Despite impressive improvements in our ability to model the atmosphere, forecasts still exhibit systematic and flow-dependent errors as well as random error. Diagnostics software is a crucial component of the forecast system, used to document such errors, and to understand their causes. Lectures on the impact of model resolution, diabatic forcing, and even the general process of deterministic parametrisation, on systematic and flow dependent errors, will be given.

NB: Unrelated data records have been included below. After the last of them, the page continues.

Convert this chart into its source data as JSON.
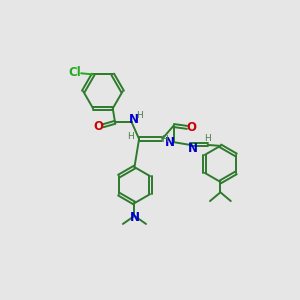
{
  "bg_color": "#e6e6e6",
  "bond_color": "#2d7a2d",
  "N_color": "#0000cc",
  "O_color": "#cc0000",
  "Cl_color": "#22aa22",
  "H_color": "#4a7a4a",
  "lw": 1.4,
  "fs": 8.5,
  "sfs": 6.5,
  "xlim": [
    0,
    10
  ],
  "ylim": [
    0,
    10
  ]
}
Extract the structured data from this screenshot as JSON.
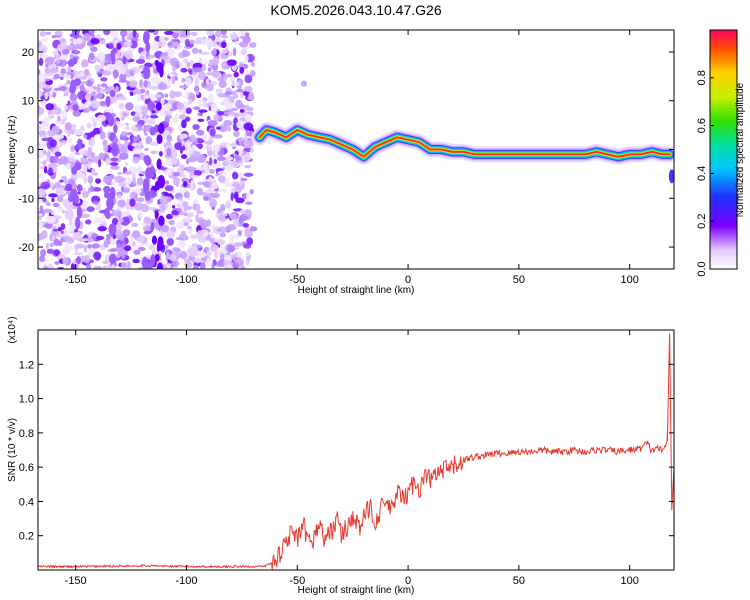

The use of the ECMWF reanalysis as a tool for diagnostic analysis will also be studied.

Seasonal Forecasting

Although detailed weather forecasts are not possible beyond a couple of weeks ahead, it is possible to make probabilistic forecasts of large-scale flow anomalies on the seasonal timescale. Predictability on this timescale arises from ocean-atmosphere interaction, typified by El Niño. Lectures will cover the El Niño phenomenon and the ocean circulation. The formulation and performance of the ECMWF coupled ocean-atmosphere seasonal forecast system will be described. The seasonal predictability of tropical cyclones and the MJO, and multi-model seasonal forecasting will be discussed. An overview of the NAO and its predictability on timescales from days to decades will also be given.